Under the EC the conduct of Police officers is closely regulated. Such regulations have come down over the years with good intent. As much as these EC rules and regulations are to prescribe conduct of Police officers, such prescription has a further purpose. Police officers, function within a whole legal framework. They perform their role in the eyes of the law and in the view of the public. Within the law courts the specific task of police officers is to give evidence in courts. This job of the police can be seriously undermined by questions relating to their conduct. In other words, evidence of these Police officers in courts, can be subject to substantial discredit. In this respect these Police officers would have failed the courts and the law process and in effect their due service to the public.
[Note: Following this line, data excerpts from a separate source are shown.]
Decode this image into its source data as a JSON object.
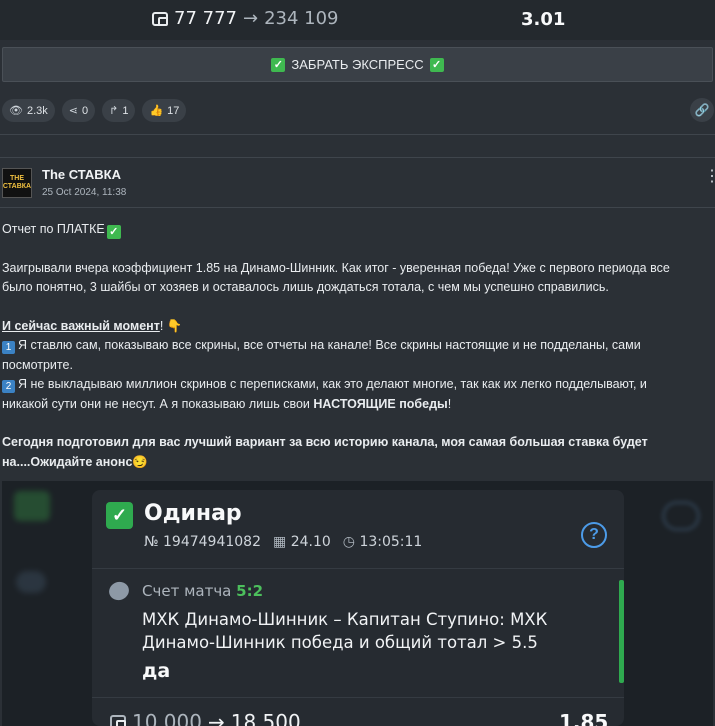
{
  "top_bet": {
    "stake": "77 777",
    "arrow": "→",
    "payout": "234 109",
    "coef": "3.01"
  },
  "claim_button": {
    "label": "ЗАБРАТЬ ЭКСПРЕСС",
    "icon": "check-emoji",
    "icon_glyph": "✓"
  },
  "reactions": [
    {
      "icon": "eye-icon",
      "glyph": "👁",
      "count": "2.3k"
    },
    {
      "icon": "share-icon",
      "glyph": "⋖",
      "count": "0"
    },
    {
      "icon": "forward-icon",
      "glyph": "↱",
      "count": "1"
    },
    {
      "icon": "thumbs-up-icon",
      "glyph": "👍",
      "count": "17"
    }
  ],
  "link_icon_glyph": "🔗",
  "post": {
    "avatar_text": [
      "THE",
      "СТАВКА"
    ],
    "author": "The СТАВКА",
    "date": "25 Oct 2024, 11:38",
    "kebab": "⋮",
    "line1_text": "Отчет по ПЛАТКЕ",
    "line1_emoji": "✓",
    "para1": "Заигрывали вчера коэффициент 1.85 на Динамо-Шинник. Как итог - уверенная победа! Уже с первого периода все было понятно, 3 шайбы от хозяев и оставалось лишь дождаться тотала, с чем мы успешно справились.",
    "important": "И сейчас важный момент",
    "important_tail": "! ",
    "important_emoji": "👇",
    "item1_num": "1",
    "item1": "Я ставлю сам, показываю все скрины, все отчеты на канале! Все скрины настоящие и не подделаны, сами посмотрите.",
    "item2_num": "2",
    "item2_a": "Я не выкладываю миллион скринов с переписками, как это делают многие, так как их легко подделывают, и никакой сути они не несут. А я показываю лишь свои ",
    "item2_bold": "НАСТОЯЩИЕ победы",
    "item2_b": "!",
    "closing": "Сегодня подготовил для вас лучший вариант за всю историю канала, моя самая большая ставка будет на....Ожидайте анонс",
    "closing_emoji": "😏"
  },
  "bet_slip": {
    "check": "✓",
    "title": "Одинар",
    "number": "№ 19474941082",
    "date_icon": "calendar-icon",
    "date_glyph": "▦",
    "date": "24.10",
    "time_icon": "clock-icon",
    "time_glyph": "◷",
    "time": "13:05:11",
    "help": "?",
    "score_label": "Счет матча",
    "score": "5:2",
    "event": "МХК Динамо-Шинник – Капитан Ступино: МХК Динамо-Шинник победа и общий тотал > 5.5",
    "outcome": "да",
    "stake": "10 000",
    "arrow": "→",
    "payout": "18 500",
    "coef": "1.85"
  },
  "colors": {
    "background": "#2b3036",
    "accent_green": "#2faa4f",
    "accent_blue": "#4c9be8"
  }
}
To guard against such untoward possibilities, the EC has enacted a charge of Discreditable Conduct. Police Departmental Orders (DO) A 7 Appendix “B” 1 refers. Blatant misconduct which can seriously undermine this role of the police is the mischief that the EC seeks to guard against. The discreditable conduct of these particular police officers, in this particular instance, goes beyond all bounds of decency and propriety, in brash and unrestrained in manner. Apart from their bearing on the law courts and the public, their effect on their subordinates in the police is dishonorable and disreputable. For this reason, subordinates can no longer look up these, their superior officers, not even perhaps to heed their commands. Discredit is then from within the police service, as much as it has been from outside.
Another serious charge that these particular Police officers have placed themselves liable by their visit to the Mahanayakas is one of Disobedience to Orders. But a charge of Disobedience to Orders could be viewed as a mere disciplinary charge of a technical nature. In other words, there is no moral turpitude included in the definition of this offence. But the fact is that, in practice, disobedience to orders has another dimension to the misdemeanor. This is a proneness to a tendency of habitual conduct of high magnitude – seeking outside influence.
Apparently, the pending charges against these Police officers over the Easter incidents and the findings of the Commission of an adverse nature against them, are for contravention of orders and breaking of the rules. Furthermore, failure to obey orders is easily evident in their other action situations, too. That being so, this charge of Disobedience to orders: (DO A7 Appendix “B” 3 refers), has ominous eventualities.
There are still more charges these officers have placed themselves liable to under the EC: e.g. DO 6: Breach of confidence. That is to say that they, without proper authority communicated to the public press or to any unauthorized person any matter connected with the Service.
To cure the malaise that the Police Service has been driven to, it is imperative that charges be framed against these particular Police officers who have contributed to the degradation of the Service in no small measure.
If appropriate action is not taken against these police officers, the irresistible conclusion will be that which has been heard from the grapevine; and that is – these officers were sent to the Mahanayakas with the blessings of the powers that be.
All in all, the conduct of these errant Police officers, points to how inconsequential they consider the IGP to be.